1928 - Alderson High School - 1968




Alex McLaughlin - December 4, 2012

Every so often I go with Mary Jo to visit he mother and all of her family in Tucson, Arizona.  Since it was my mother in law's 90th birthday around thanksgiving this year we decided to go to Tucson this year to celebrate both events. 


When we got to Arizona my brother in law convinced me and my son in law A. J. to play basketball with him and his teenage grandchildren. West Virginia against Arizona. We played for two hours for two days. It was hot but we were playing half court in a mildly contested half court game.

I had no illusions about even trying to defy gravity. That ability was long gone. I was completely disoriented about where I was on the court and on a couple of occasions I actually tried to make a basket from under the basket, a physical impossibility unless I had been an octopus. At one point the second day I was invigorated and started running around wildly like an old man. But my dreams were for naught as the young whippersnappers ran by me as if I weren’t there.


One of my other brother in laws is a supporter of the University of Arizona football team, known to the Tucson people as U of A. Friday of that week the U of A was playing their bitter rivals Arizona State, known as ASU. He invited us to the game.

Like very other college football game, the stadium was filled with colored shirts of the home team (U of A red) and a smattering of colors of the visiting team (ASU yellow).
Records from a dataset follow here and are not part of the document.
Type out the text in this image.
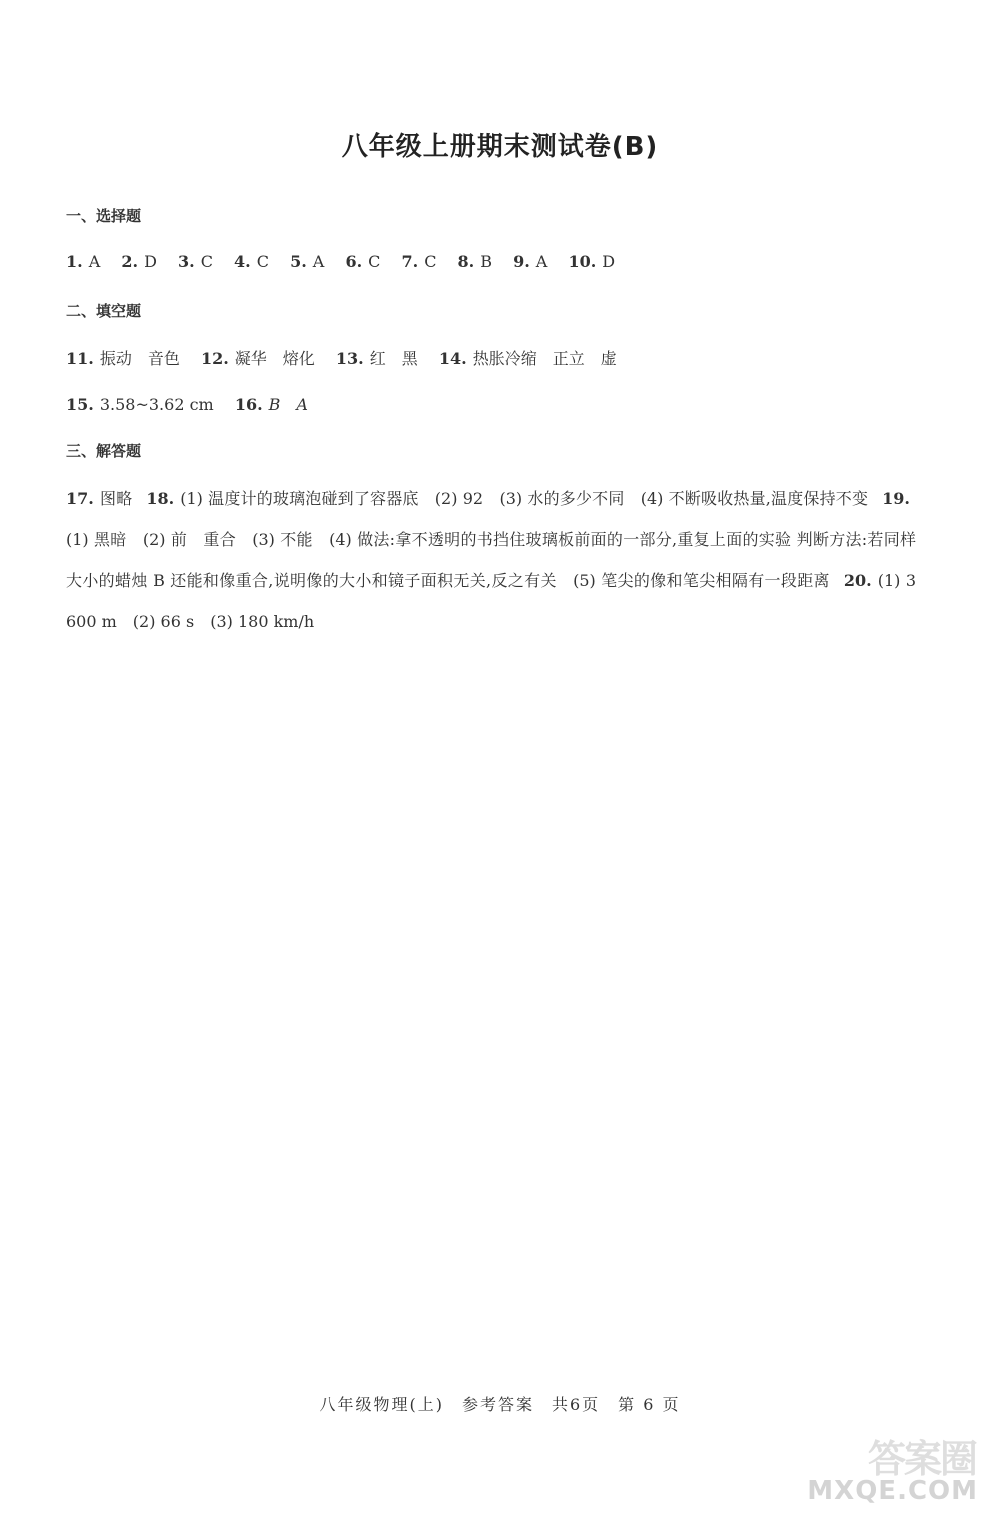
八年级上册期末测试卷(B)
一、选择题
1. A 2. D 3. C 4. C 5. A 6. C 7. C 8. B 9. A 10. D
二、填空题
11. 振动　音色 12. 凝华　熔化 13. 红　黑 14. 热胀冷缩　正立　虚
15. 3.58~3.62 cm 16. B　A
三、解答题
17. 图略 18. (1) 温度计的玻璃泡碰到了容器底　(2) 92　(3) 水的多少不同　(4) 不断吸收热量,温度保持不变 19.(1) 黑暗　(2) 前　重合　(3) 不能　(4) 做法:拿不透明的书挡住玻璃板前面的一部分,重复上面的实验 判断方法:若同样大小的蜡烛 B 还能和像重合,说明像的大小和镜子面积无关,反之有关　(5) 笔尖的像和笔尖相隔有一段距离 20. (1) 3 600 m　(2) 66 s　(3) 180 km/h
八年级物理(上)　参考答案　共6页　第 6 页
答案圈
MXQE.COM
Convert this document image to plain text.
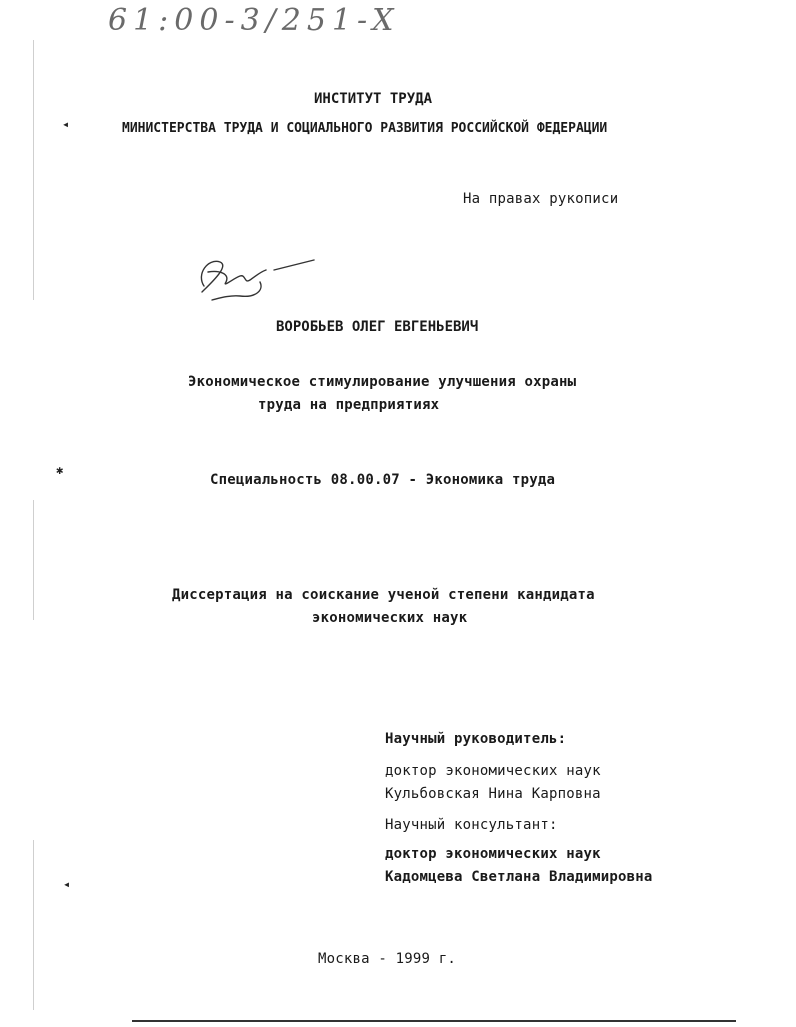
61:00-3/251-X
◂
✱
◂
ИНСТИТУТ ТРУДА
МИНИСТЕРСТВА ТРУДА И СОЦИАЛЬНОГО РАЗВИТИЯ РОССИЙСКОЙ ФЕДЕРАЦИИ
На правах рукописи
ВОРОБЬЕВ ОЛЕГ ЕВГЕНЬЕВИЧ
Экономическое стимулирование улучшения охраны
труда на предприятиях
Специальность 08.00.07 - Экономика труда
Диссертация на соискание ученой степени кандидата
экономических наук
Научный руководитель:
доктор экономических наук
Кульбовская Нина Карповна
Научный консультант:
доктор экономических наук
Кадомцева Светлана Владимировна
Москва - 1999 г.
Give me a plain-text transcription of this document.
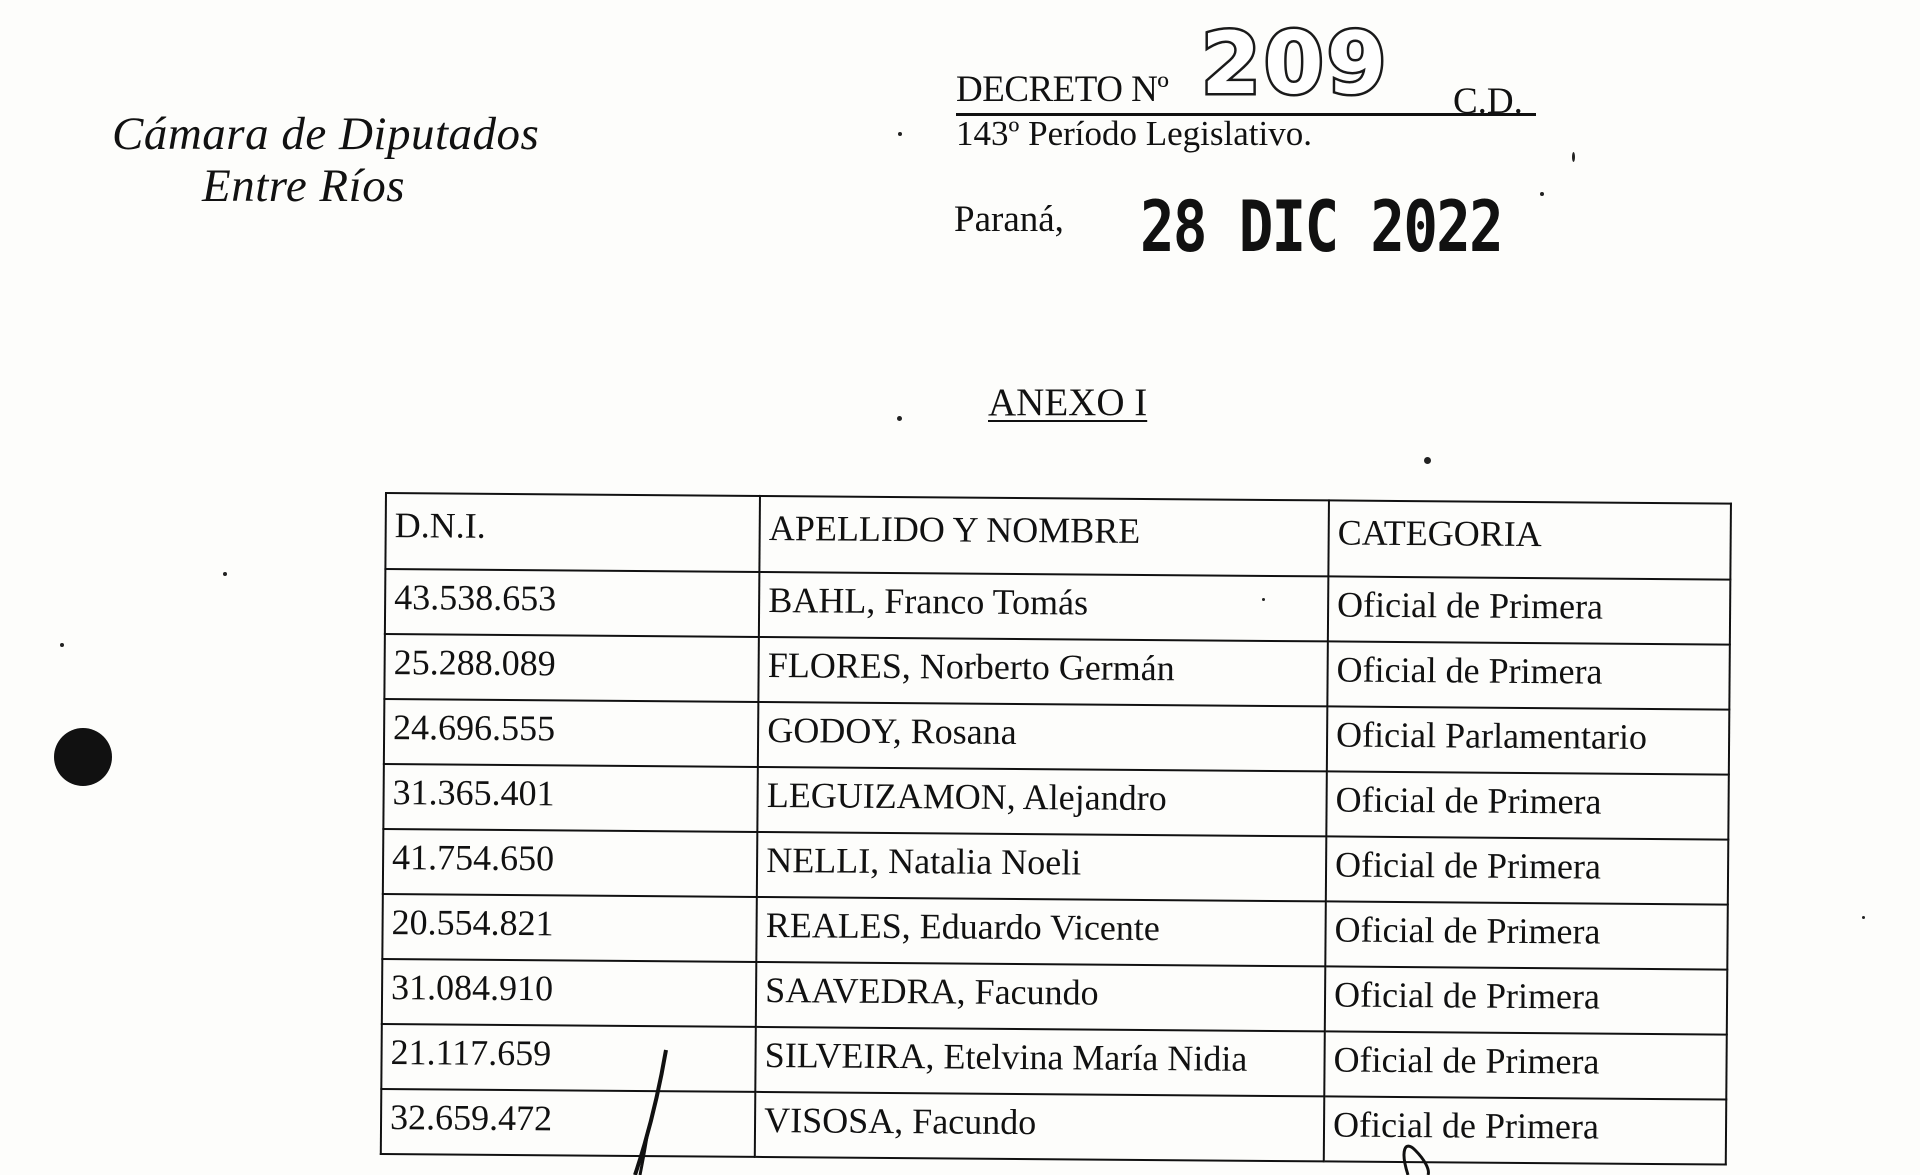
Cámara de Diputados
Entre Ríos
DECRETO Nº 209 C.D.
143º Período Legislativo.
Paraná, 28 DIC 2022
ANEXO I
D.N.I.	APELLIDO Y NOMBRE	CATEGORIA
43.538.653	BAHL, Franco Tomás	Oficial de Primera
25.288.089	FLORES, Norberto Germán	Oficial de Primera
24.696.555	GODOY, Rosana	Oficial Parlamentario
31.365.401	LEGUIZAMON, Alejandro	Oficial de Primera
41.754.650	NELLI, Natalia Noeli	Oficial de Primera
20.554.821	REALES, Eduardo Vicente	Oficial de Primera
31.084.910	SAAVEDRA, Facundo	Oficial de Primera
21.117.659	SILVEIRA, Etelvina María Nidia	Oficial de Primera
32.659.472	VISOSA, Facundo	Oficial de Primera
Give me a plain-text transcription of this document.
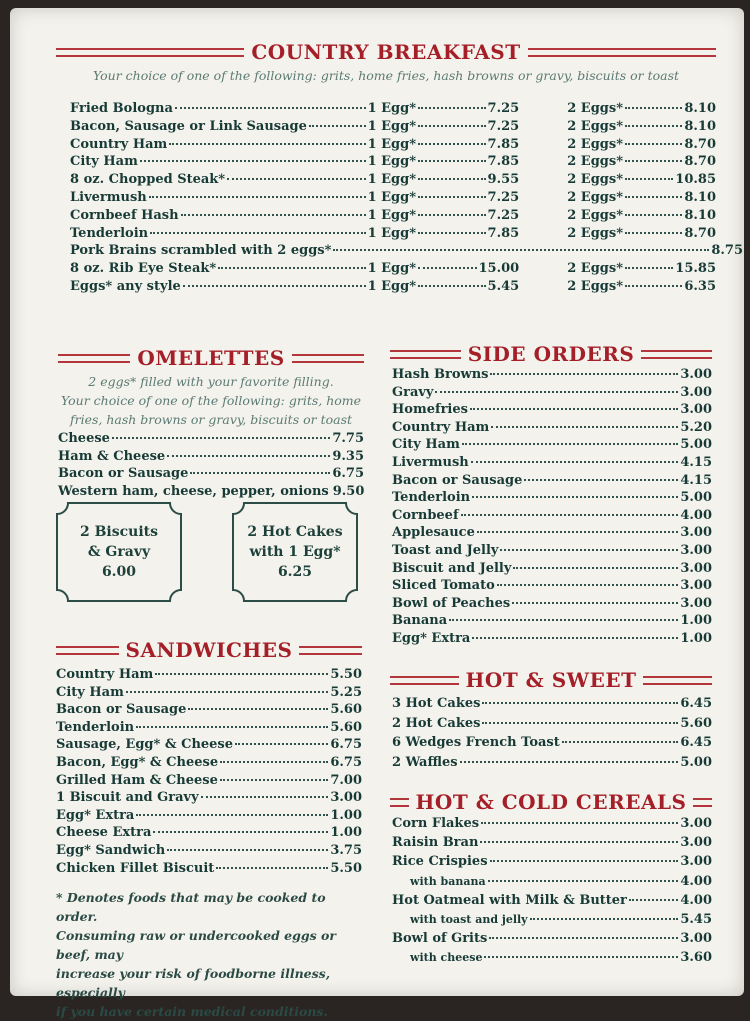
COUNTRY BREAKFAST
Your choice of one of the following: grits, home fries, hash browns or gravy, biscuits or toast
Fried Bologna	1 Egg*	7.25	2 Eggs*	8.10
Bacon, Sausage or Link Sausage	1 Egg*	7.25	2 Eggs*	8.10
Country Ham	1 Egg*	7.85	2 Eggs*	8.70
City Ham	1 Egg*	7.85	2 Eggs*	8.70
8 oz. Chopped Steak*	1 Egg*	9.55	2 Eggs*	10.85
Livermush	1 Egg*	7.25	2 Eggs*	8.10
Cornbeef Hash	1 Egg*	7.25	2 Eggs*	8.10
Tenderloin	1 Egg*	7.85	2 Eggs*	8.70
Pork Brains scrambled with 2 eggs*	8.75
8 oz. Rib Eye Steak*	1 Egg*	15.00	2 Eggs*	15.85
Eggs* any style	1 Egg*	5.45	2 Eggs*	6.35
OMELETTES
2 eggs* filled with your favorite filling.
Your choice of one of the following: grits, home
fries, hash browns or gravy, biscuits or toast
Cheese	7.75
Ham & Cheese	9.35
Bacon or Sausage	6.75
Western ham, cheese, pepper, onions 9.50
2 Biscuits
& Gravy
6.00
2 Hot Cakes
with 1 Egg*
6.25
SANDWICHES
Country Ham	5.50
City Ham	5.25
Bacon or Sausage	5.60
Tenderloin	5.60
Sausage, Egg* & Cheese	6.75
Bacon, Egg* & Cheese	6.75
Grilled Ham & Cheese	7.00
1 Biscuit and Gravy	3.00
Egg* Extra	1.00
Cheese Extra	1.00
Egg* Sandwich	3.75
Chicken Fillet Biscuit	5.50
* Denotes foods that may be cooked to order.
Consuming raw or undercooked eggs or beef, may
increase your risk of foodborne illness, especially
if you have certain medical conditions.
SIDE ORDERS
Hash Browns	3.00
Gravy	3.00
Homefries	3.00
Country Ham	5.20
City Ham	5.00
Livermush	4.15
Bacon or Sausage	4.15
Tenderloin	5.00
Cornbeef	4.00
Applesauce	3.00
Toast and Jelly	3.00
Biscuit and Jelly	3.00
Sliced Tomato	3.00
Bowl of Peaches	3.00
Banana	1.00
Egg* Extra	1.00
HOT & SWEET
3 Hot Cakes	6.45
2 Hot Cakes	5.60
6 Wedges French Toast	6.45
2 Waffles	5.00
HOT & COLD CEREALS
Corn Flakes	3.00
Raisin Bran	3.00
Rice Crispies	3.00
with banana	4.00
Hot Oatmeal with Milk & Butter	4.00
with toast and jelly	5.45
Bowl of Grits	3.00
with cheese	3.60
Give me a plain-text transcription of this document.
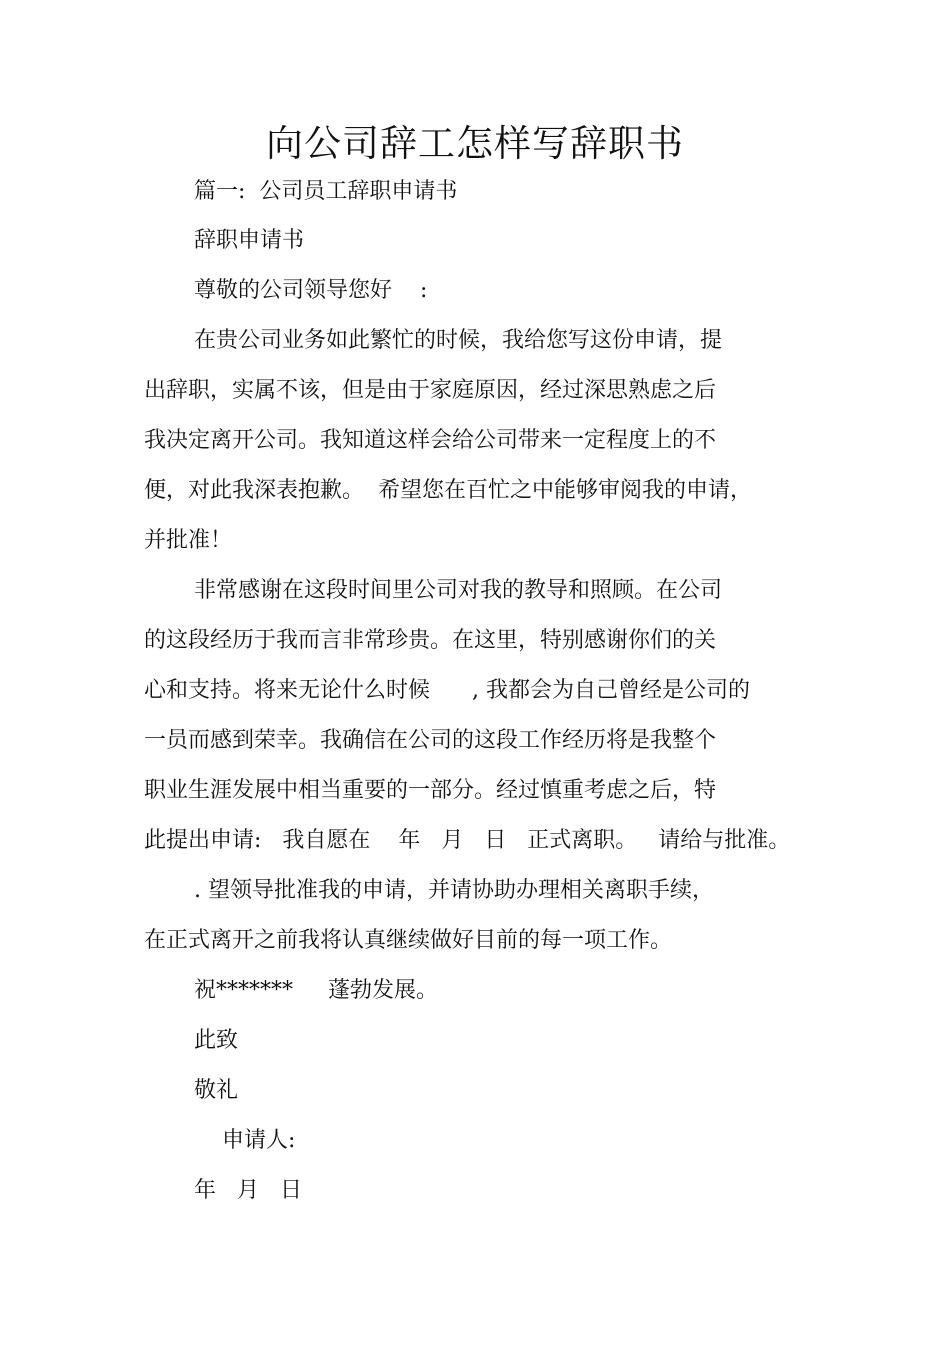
向公司辞工怎样写辞职书
篇一:  公司员工辞职申请书
辞职申请书
尊敬的公司领导您好    :
在贵公司业务如此繁忙的时候，我给您写这份申请，提
出辞职，实属不该，但是由于家庭原因，经过深思熟虑之后
我决定离开公司。我知道这样会给公司带来一定程度上的不
便，对此我深表抱歉。  希望您在百忙之中能够审阅我的申请，
并批准！
非常感谢在这段时间里公司对我的教导和照顾。在公司
的这段经历于我而言非常珍贵。在这里，特别感谢你们的关
心和支持。将来无论什么时候      , 我都会为自己曾经是公司的
一员而感到荣幸。我确信在公司的这段工作经历将是我整个
职业生涯发展中相当重要的一部分。经过慎重考虑之后，特
此提出申请:   我自愿在    年   月   日   正式离职。   请给与批准。
. 望领导批准我的申请，并请协助办理相关离职手续，
在正式离开之前我将认真继续做好目前的每一项工作。
祝*******     蓬勃发展。
此致
敬礼
申请人:
年   月   日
After years of defying the convention of wearing one color or the other at a game, I broke down and wore red. I did this in part to honor my brother in laws’ loyalty to the University of Arizona. But also there were many more in red and I liked our odds if a fight broke out. 

My brother in law had seats very high up. It was a good view. My other brother, the basketball player, had primo seats. His wife is an x ray technician who sits with the team docs and is on call whenever they need to X-ray an injured player.

 It is hard to follow a game when you don't have a dog in the hunt and all of the teams look very much alike with the spread offense. Arizona surged ahead at the end of the third quarter by two touchdowns. A. J. and I left because we were un enthused and we had to catch a plane out early the next day. State in a sudden bizarre fashion ended up winning the game by one touchdown

I neglected to mention that the University of Arizona head coach is Rich Rodriguez who is from Grant Town in Marion County West Virginia. He played football at WVU, coached at WVU and later coached at Michigan before landing in Arizona. He left the coaching position at WVU under strained circumstances and some of the more insane West Virginia fans have never forgiven him for that. He is generally liked in Tucson.

Mary Jo flew back a couple of day after we did. She wanted to spend time with her mother. On the trip back from Tucson to Atlanta, she sat beside Rich Rod. She was convinced that it was him. She said he didn't say much, was polite and was on his computer most of the time. She is not a big sports fan so she didn't say anything either. When she texted me that she had sat beside him I told her to wash her hands. 


 In my previous visits to Tucson, I had been to Mexico. I wanted something different this year. I wanted to find a true southwest guru. I identified a guru in Chandler a suburb to the east of Phoenix. So I borrowed a car and headed west on US 10 that runs from Tucson to Phoenix.

The trip is through miles of arid flat desert land with an occasional mound sprouting up out of the ground. There was probably more grass or turf on the U of A field than I saw in my entire trip. There were bales and bales of cotton all along the road and the towns at the exits looked like something out of the Coen Brothers movie "No Country for Old Men”. Very appropriate title.

I drove up to the guru’s house and out he came to meet me. It was Barry Worrell, The Aldersonian guru. He looked exactly like I remembered him except he was taller and younger looking than I had imaged him.  Barry says he did not remember me growing up in the 50s but since he was older I remembered him. We had not set eyes on each other in 55 years.

We had a wonderful time talking over shared memories of Alderson for more than 4 hours. Barry's wife, Linda, who was originally from Rupert added to the memories. We did share one common non- Alderson experience. We had both seen a great blue grass group named the Seldom Scene at the Red Fox Inn in Bethesda Maryland. We both also remembered seeing an aspiring female country singer who later made it big. But we couldn't remember her name. I now remember that the one I saw was Emmy Lou Harris.

I actually saw the computer where the Aldersonian is composed and stored. It was a wonderful day and they were wonderful hosts. I learned that gurus are people too.